Самое странное, что входная дверь Дома оставалась заперта изнутри. Обе ночные дежурные, совершенно заслуживающие доверия, фрау Бус и китаянка Ки Ван, жилистая, с неподвижным лицом и немигающим взглядом, похожая на глиняного солдата из раскопок, обе в течение минувших ночных часов не заметили в Доме ни малейшего подозрительного движения. На запоре оказалась и дверь в сад. Да и невозможно было предположить, чтобы кто-нибудь из постоянных обитателей Дома, выйдя в сад, сумел перебраться через огораживающую его каменную стену. Ночные дежурные, срочно вызванная ими Ильзе и двое полицейских, вызванные уже ею, с озабоченными лицами переходили от двери к двери, от окна к окну и, светя фонариками, глубокомысленно и безуспешно изучали замки, задвижки, крючки, щеколды. Старик, по-прежнему без штанов, босиком, некоторое время следовал за ними, прислушиваясь к тому, что они говорят и даже вставляя свои замечания; наконец, Ильзе строго приказала китаянке Ки Ван увести Старика прочь.
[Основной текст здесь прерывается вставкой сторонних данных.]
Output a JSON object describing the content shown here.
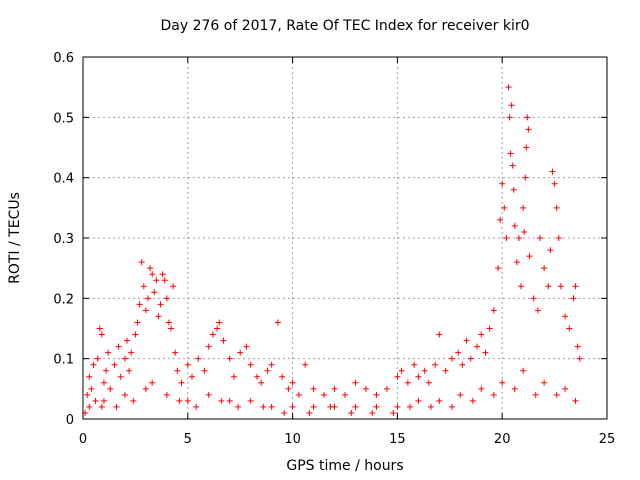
{
  "chart_data": {
    "type": "scatter",
    "title": "Day 276 of 2017, Rate Of TEC Index for receiver kir0",
    "xlabel": "GPS time / hours",
    "ylabel": "ROTI / TECUs",
    "xlim": [
      0,
      25
    ],
    "ylim": [
      0,
      0.6
    ],
    "xticks": [
      0,
      5,
      10,
      15,
      20,
      25
    ],
    "xtick_labels": [
      "0",
      "5",
      "10",
      "15",
      "20",
      "25"
    ],
    "yticks": [
      0,
      0.1,
      0.2,
      0.3,
      0.4,
      0.5,
      0.6
    ],
    "ytick_labels": [
      "0",
      "0.1",
      "0.2",
      "0.3",
      "0.4",
      "0.5",
      "0.6"
    ],
    "grid": true,
    "marker": "+",
    "color": "#ff0000",
    "series": [
      {
        "name": "ROTI",
        "points": [
          [
            0.2,
            0.04
          ],
          [
            0.3,
            0.07
          ],
          [
            0.4,
            0.05
          ],
          [
            0.5,
            0.09
          ],
          [
            0.6,
            0.03
          ],
          [
            0.7,
            0.1
          ],
          [
            0.8,
            0.15
          ],
          [
            0.9,
            0.14
          ],
          [
            1.0,
            0.06
          ],
          [
            1.1,
            0.08
          ],
          [
            1.2,
            0.11
          ],
          [
            1.3,
            0.05
          ],
          [
            1.5,
            0.09
          ],
          [
            1.7,
            0.12
          ],
          [
            1.8,
            0.07
          ],
          [
            2.0,
            0.1
          ],
          [
            2.1,
            0.13
          ],
          [
            2.2,
            0.08
          ],
          [
            2.3,
            0.11
          ],
          [
            2.5,
            0.14
          ],
          [
            2.6,
            0.16
          ],
          [
            2.7,
            0.19
          ],
          [
            2.8,
            0.26
          ],
          [
            2.9,
            0.22
          ],
          [
            3.0,
            0.18
          ],
          [
            3.1,
            0.2
          ],
          [
            3.2,
            0.25
          ],
          [
            3.3,
            0.24
          ],
          [
            3.4,
            0.21
          ],
          [
            3.5,
            0.23
          ],
          [
            3.6,
            0.17
          ],
          [
            3.7,
            0.19
          ],
          [
            3.8,
            0.24
          ],
          [
            3.9,
            0.23
          ],
          [
            4.0,
            0.2
          ],
          [
            4.1,
            0.16
          ],
          [
            4.2,
            0.15
          ],
          [
            4.3,
            0.22
          ],
          [
            4.4,
            0.11
          ],
          [
            4.5,
            0.08
          ],
          [
            4.7,
            0.06
          ],
          [
            5.0,
            0.09
          ],
          [
            5.2,
            0.07
          ],
          [
            5.5,
            0.1
          ],
          [
            5.8,
            0.08
          ],
          [
            6.0,
            0.12
          ],
          [
            6.2,
            0.14
          ],
          [
            6.4,
            0.15
          ],
          [
            6.5,
            0.16
          ],
          [
            6.7,
            0.13
          ],
          [
            7.0,
            0.1
          ],
          [
            7.2,
            0.07
          ],
          [
            7.5,
            0.11
          ],
          [
            7.8,
            0.12
          ],
          [
            8.0,
            0.09
          ],
          [
            8.3,
            0.07
          ],
          [
            8.5,
            0.06
          ],
          [
            8.8,
            0.08
          ],
          [
            9.0,
            0.09
          ],
          [
            9.3,
            0.16
          ],
          [
            9.5,
            0.07
          ],
          [
            9.8,
            0.05
          ],
          [
            10.0,
            0.06
          ],
          [
            10.3,
            0.04
          ],
          [
            10.6,
            0.09
          ],
          [
            11.0,
            0.05
          ],
          [
            11.5,
            0.04
          ],
          [
            12.0,
            0.05
          ],
          [
            12.5,
            0.04
          ],
          [
            13.0,
            0.06
          ],
          [
            13.5,
            0.05
          ],
          [
            14.0,
            0.04
          ],
          [
            14.5,
            0.05
          ],
          [
            15.0,
            0.07
          ],
          [
            15.2,
            0.08
          ],
          [
            15.5,
            0.06
          ],
          [
            15.8,
            0.09
          ],
          [
            16.0,
            0.07
          ],
          [
            16.3,
            0.08
          ],
          [
            16.5,
            0.06
          ],
          [
            16.8,
            0.09
          ],
          [
            17.0,
            0.14
          ],
          [
            17.3,
            0.08
          ],
          [
            17.6,
            0.1
          ],
          [
            17.9,
            0.11
          ],
          [
            18.1,
            0.09
          ],
          [
            18.3,
            0.13
          ],
          [
            18.5,
            0.1
          ],
          [
            18.8,
            0.12
          ],
          [
            19.0,
            0.14
          ],
          [
            19.2,
            0.11
          ],
          [
            19.4,
            0.15
          ],
          [
            19.6,
            0.18
          ],
          [
            19.8,
            0.25
          ],
          [
            19.9,
            0.33
          ],
          [
            20.0,
            0.39
          ],
          [
            20.1,
            0.35
          ],
          [
            20.2,
            0.3
          ],
          [
            20.3,
            0.55
          ],
          [
            20.35,
            0.5
          ],
          [
            20.4,
            0.44
          ],
          [
            20.45,
            0.52
          ],
          [
            20.5,
            0.42
          ],
          [
            20.55,
            0.38
          ],
          [
            20.6,
            0.32
          ],
          [
            20.7,
            0.26
          ],
          [
            20.8,
            0.3
          ],
          [
            20.9,
            0.22
          ],
          [
            21.0,
            0.35
          ],
          [
            21.05,
            0.31
          ],
          [
            21.1,
            0.4
          ],
          [
            21.15,
            0.45
          ],
          [
            21.2,
            0.5
          ],
          [
            21.25,
            0.48
          ],
          [
            21.3,
            0.27
          ],
          [
            21.5,
            0.2
          ],
          [
            21.7,
            0.18
          ],
          [
            21.8,
            0.3
          ],
          [
            22.0,
            0.25
          ],
          [
            22.2,
            0.22
          ],
          [
            22.3,
            0.28
          ],
          [
            22.4,
            0.41
          ],
          [
            22.5,
            0.39
          ],
          [
            22.6,
            0.35
          ],
          [
            22.7,
            0.3
          ],
          [
            22.8,
            0.22
          ],
          [
            23.0,
            0.17
          ],
          [
            23.2,
            0.15
          ],
          [
            23.4,
            0.2
          ],
          [
            23.5,
            0.22
          ],
          [
            23.6,
            0.12
          ],
          [
            23.7,
            0.1
          ],
          [
            0.3,
            0.02
          ],
          [
            1.0,
            0.03
          ],
          [
            2.0,
            0.04
          ],
          [
            3.0,
            0.05
          ],
          [
            4.0,
            0.04
          ],
          [
            5.0,
            0.03
          ],
          [
            6.0,
            0.04
          ],
          [
            7.0,
            0.03
          ],
          [
            8.0,
            0.03
          ],
          [
            9.0,
            0.02
          ],
          [
            10.0,
            0.02
          ],
          [
            11.0,
            0.02
          ],
          [
            12.0,
            0.02
          ],
          [
            13.0,
            0.02
          ],
          [
            14.0,
            0.02
          ],
          [
            15.0,
            0.02
          ],
          [
            16.0,
            0.03
          ],
          [
            17.0,
            0.03
          ],
          [
            18.0,
            0.04
          ],
          [
            19.0,
            0.05
          ],
          [
            20.0,
            0.06
          ],
          [
            21.0,
            0.08
          ],
          [
            22.0,
            0.06
          ],
          [
            23.0,
            0.05
          ],
          [
            0.1,
            0.01
          ],
          [
            0.9,
            0.02
          ],
          [
            1.6,
            0.02
          ],
          [
            2.4,
            0.03
          ],
          [
            3.3,
            0.06
          ],
          [
            4.6,
            0.03
          ],
          [
            5.4,
            0.02
          ],
          [
            6.6,
            0.03
          ],
          [
            7.4,
            0.02
          ],
          [
            8.6,
            0.02
          ],
          [
            9.6,
            0.01
          ],
          [
            10.8,
            0.01
          ],
          [
            11.8,
            0.02
          ],
          [
            12.8,
            0.01
          ],
          [
            13.8,
            0.01
          ],
          [
            14.8,
            0.01
          ],
          [
            15.6,
            0.02
          ],
          [
            16.6,
            0.02
          ],
          [
            17.6,
            0.02
          ],
          [
            18.6,
            0.03
          ],
          [
            19.6,
            0.04
          ],
          [
            20.6,
            0.05
          ],
          [
            21.6,
            0.04
          ],
          [
            22.6,
            0.04
          ],
          [
            23.5,
            0.03
          ]
        ]
      }
    ]
  }
}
У себя в комнате он, свесив ноги, сидел на кровати, смотрел на пустую подушку Ребе и думал о том, что больше не увидит его. Он вспоминал никогда не спящий глаз Ребе, паутинку, фуражку с длинным козырьком, острые плечи, привычку залеживаться по утрам в постели, вспоминал аккермановское дело, Татьяну, всё, что было до нее и после нее, по плоским щекам текли слезы, сухие, побелевшие губы беззвучно шептали ругательства — тяжелые, поганые слова, которые набрались в память за долгие грязные годы жизни, пальцы крепко вцепились в край кровати, точно она могла вдруг качнуться и сбросить его.
Ребе нашли на вокзале. Он купил у кассира билет в Париж (с пересадкой в А. — прямого поезда отсюда, понятно, не было), прошел в зал ожидания, устроился в кресле и задремал, чтобы больше не проснуться. Из вещей при нем был только старый железнодорожный справочник, испещренный цифрами и непонятными пометками. В кармане покойного обнаружили письмо с парижским адресом на потертом конверте, слепленном из грубой оберточной бумаги. Письмо изъяла полиция.